Over the next four years the DEXMART team will try to make Justine's hands and movements more and more like human ones.

The professor said he was confident that within 15 years robots will be able to help us at work and in the home, doing many household chores.

The project faces two key challenges: making robots that can use two hands together, like humans do, and making them 'aware' enough to stop what they're doing if a human being gets in the way.

''We want to develop a system of two-handed manipulation, equipped with sensors that make the robot conscious of its surroundings and the people in its working space,'' Siciliano said.

The 6.3-million-euro DEXMART programme involves research partners in France, Germany and Britain. DEXMART stands for 'DEXterous and autonomous dual-arm/hand robotic manipulation with sMART sensory-motor skills'.

Siciliano explained that the problem of using two hands together, the way humans do when they pick up a heavy plant pot, is a particularly sticky one.

At present robots can use a single arm with reasonable accuracy and flexibility.
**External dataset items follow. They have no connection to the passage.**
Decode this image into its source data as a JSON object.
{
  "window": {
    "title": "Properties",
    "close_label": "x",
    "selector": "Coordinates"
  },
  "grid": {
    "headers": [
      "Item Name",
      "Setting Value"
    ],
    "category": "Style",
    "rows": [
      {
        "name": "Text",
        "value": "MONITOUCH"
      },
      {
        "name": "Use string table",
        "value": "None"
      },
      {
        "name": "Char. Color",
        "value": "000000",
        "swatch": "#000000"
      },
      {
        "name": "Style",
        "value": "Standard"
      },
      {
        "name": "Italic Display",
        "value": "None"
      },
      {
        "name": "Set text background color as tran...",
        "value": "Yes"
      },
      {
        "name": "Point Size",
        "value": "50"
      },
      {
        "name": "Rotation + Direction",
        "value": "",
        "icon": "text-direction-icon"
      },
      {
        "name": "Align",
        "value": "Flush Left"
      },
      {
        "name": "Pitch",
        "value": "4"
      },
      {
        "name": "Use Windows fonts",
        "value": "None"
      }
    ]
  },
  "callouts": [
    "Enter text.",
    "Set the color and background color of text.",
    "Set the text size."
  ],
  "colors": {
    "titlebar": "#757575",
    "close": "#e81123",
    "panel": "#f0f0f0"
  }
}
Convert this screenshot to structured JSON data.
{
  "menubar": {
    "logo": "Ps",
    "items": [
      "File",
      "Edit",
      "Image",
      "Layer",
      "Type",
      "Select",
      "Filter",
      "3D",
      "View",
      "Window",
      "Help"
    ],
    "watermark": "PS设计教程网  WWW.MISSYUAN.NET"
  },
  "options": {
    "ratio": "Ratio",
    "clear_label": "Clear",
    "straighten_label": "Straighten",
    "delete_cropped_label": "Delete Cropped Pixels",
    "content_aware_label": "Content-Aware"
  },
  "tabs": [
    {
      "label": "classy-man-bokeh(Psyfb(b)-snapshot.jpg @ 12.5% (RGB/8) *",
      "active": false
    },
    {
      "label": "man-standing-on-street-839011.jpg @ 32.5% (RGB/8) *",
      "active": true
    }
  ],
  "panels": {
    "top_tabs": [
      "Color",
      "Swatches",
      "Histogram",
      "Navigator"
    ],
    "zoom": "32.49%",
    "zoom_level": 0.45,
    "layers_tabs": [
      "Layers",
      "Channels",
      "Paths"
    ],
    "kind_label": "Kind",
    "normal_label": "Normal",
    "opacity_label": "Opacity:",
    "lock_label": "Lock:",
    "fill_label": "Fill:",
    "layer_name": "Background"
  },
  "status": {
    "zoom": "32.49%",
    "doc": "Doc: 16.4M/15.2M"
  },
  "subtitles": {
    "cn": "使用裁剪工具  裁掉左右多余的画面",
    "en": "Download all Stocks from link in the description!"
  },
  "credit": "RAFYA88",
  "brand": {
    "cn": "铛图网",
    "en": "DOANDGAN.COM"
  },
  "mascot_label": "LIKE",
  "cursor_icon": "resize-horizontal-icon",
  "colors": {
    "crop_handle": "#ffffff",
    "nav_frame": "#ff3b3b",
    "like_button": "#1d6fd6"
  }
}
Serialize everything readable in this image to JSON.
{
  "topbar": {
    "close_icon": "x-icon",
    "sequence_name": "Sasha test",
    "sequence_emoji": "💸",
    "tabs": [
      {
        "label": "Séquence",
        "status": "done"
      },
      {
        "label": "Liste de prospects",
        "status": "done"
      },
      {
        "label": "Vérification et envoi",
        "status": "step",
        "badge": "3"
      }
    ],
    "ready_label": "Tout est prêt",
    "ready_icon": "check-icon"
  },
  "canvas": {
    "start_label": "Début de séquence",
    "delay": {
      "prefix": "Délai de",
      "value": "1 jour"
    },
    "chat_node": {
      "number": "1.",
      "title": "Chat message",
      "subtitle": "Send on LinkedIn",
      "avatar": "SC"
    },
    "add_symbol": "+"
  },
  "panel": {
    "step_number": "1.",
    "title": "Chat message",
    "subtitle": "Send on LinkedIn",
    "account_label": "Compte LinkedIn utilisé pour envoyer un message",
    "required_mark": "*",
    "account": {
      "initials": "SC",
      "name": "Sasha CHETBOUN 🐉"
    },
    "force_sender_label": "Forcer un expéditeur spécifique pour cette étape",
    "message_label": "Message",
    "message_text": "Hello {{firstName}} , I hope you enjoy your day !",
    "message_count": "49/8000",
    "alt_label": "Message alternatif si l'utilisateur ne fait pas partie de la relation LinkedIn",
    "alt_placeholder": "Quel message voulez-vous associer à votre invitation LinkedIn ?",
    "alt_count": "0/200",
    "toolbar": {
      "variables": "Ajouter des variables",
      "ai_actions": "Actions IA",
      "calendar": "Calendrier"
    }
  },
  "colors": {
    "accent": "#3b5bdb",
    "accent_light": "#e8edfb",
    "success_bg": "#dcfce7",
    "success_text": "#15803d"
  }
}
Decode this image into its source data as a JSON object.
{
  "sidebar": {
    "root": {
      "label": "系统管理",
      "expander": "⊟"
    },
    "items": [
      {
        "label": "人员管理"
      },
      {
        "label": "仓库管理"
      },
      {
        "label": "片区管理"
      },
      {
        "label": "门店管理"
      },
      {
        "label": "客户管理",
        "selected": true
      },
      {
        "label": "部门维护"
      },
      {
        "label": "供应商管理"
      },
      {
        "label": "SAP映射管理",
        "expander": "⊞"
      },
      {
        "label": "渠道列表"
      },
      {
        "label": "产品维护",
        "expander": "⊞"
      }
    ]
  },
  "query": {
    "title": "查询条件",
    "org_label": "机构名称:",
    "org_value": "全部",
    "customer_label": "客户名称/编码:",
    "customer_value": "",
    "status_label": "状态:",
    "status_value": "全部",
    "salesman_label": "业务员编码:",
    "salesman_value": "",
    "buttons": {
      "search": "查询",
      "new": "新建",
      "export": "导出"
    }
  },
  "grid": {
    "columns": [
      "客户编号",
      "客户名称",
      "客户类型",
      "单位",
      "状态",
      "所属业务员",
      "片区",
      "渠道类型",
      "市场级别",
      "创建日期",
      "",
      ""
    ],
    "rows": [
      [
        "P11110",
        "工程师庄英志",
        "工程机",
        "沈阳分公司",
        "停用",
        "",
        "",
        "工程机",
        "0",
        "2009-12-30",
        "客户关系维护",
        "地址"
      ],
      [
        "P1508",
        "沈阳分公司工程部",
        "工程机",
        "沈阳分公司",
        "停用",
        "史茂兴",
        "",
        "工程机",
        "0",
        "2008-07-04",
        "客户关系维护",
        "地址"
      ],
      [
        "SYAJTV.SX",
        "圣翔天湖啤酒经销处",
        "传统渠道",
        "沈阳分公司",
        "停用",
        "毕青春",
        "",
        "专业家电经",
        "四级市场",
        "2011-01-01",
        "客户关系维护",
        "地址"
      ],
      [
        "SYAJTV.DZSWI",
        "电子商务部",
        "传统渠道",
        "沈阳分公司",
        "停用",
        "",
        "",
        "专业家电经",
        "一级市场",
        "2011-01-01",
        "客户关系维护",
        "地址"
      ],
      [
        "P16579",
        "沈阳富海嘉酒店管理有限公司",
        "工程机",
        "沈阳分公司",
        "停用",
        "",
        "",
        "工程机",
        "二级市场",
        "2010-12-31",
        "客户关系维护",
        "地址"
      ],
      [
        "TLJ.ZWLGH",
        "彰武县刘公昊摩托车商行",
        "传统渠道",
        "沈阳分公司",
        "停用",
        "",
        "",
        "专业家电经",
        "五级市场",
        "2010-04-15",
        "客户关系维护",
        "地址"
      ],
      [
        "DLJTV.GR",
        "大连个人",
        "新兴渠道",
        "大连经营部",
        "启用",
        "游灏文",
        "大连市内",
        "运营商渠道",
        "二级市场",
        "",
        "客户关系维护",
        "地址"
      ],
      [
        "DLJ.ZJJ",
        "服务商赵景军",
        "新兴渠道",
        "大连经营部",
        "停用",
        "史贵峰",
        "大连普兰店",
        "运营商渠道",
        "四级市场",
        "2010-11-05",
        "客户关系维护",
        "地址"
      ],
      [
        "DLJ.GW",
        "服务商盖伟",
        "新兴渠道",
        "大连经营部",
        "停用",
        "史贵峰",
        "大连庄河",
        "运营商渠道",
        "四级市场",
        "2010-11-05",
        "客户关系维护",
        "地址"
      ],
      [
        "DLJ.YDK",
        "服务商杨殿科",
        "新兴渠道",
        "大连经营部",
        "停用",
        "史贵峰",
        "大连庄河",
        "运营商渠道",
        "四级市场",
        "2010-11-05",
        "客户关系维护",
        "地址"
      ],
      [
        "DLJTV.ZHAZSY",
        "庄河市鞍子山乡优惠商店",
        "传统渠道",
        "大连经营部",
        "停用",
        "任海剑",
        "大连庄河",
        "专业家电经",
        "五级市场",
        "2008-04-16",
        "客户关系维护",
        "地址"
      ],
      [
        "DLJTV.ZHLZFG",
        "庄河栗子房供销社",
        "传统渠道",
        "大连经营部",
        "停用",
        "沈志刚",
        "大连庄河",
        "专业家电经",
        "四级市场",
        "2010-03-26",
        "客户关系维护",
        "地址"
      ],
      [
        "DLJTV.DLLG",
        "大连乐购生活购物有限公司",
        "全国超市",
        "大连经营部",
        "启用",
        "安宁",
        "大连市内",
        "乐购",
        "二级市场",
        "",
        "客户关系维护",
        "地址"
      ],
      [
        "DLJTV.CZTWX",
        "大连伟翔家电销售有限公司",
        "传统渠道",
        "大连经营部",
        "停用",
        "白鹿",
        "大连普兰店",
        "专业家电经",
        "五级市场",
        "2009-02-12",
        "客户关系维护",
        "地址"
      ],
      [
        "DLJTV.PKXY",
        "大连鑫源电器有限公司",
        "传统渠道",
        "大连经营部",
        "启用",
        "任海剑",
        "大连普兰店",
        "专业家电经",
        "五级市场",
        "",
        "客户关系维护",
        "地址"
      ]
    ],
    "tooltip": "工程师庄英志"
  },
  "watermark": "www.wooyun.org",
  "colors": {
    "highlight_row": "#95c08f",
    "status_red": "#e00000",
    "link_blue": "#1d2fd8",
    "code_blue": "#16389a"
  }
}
But until now they have fallen short of the technological complexity and artificial intelligence needed for a two-handed approach.

This is the key to making robots that can function usefully not only in factories, as they do already, but also in everyday human environments, where things are unpredictable.

But if they are to help and not hinder in the home, robots must also be aware of what is going on around them, Siciliano explained.

For this robots need a sophisticated system of sensors enabling them to respond to unforeseen events, such as the presence of a person in an area where they are about to perform an action.

Siciliano, a Neapolitan native, added that being chosen to lead the project was an important accolade for a city which often got bad press.

''Our city is always excessive, in good things and bad.

In this case we can proudly say that we are leaders in a field which borders on science fiction''.

In another Italian-led EU presentation at the conference, Pisa University Professor Paolo Dario showed off models of microscopic robot surgeons that will zoom through the bloodstream to carry out emergency surgery in places human hands find hard to get at.

He said the Aracne bots, controlled by external joysticks, would be ''like something out of Fantastic Voyage'' - a cult 1960s sci-fi flick starring Raquel Welch.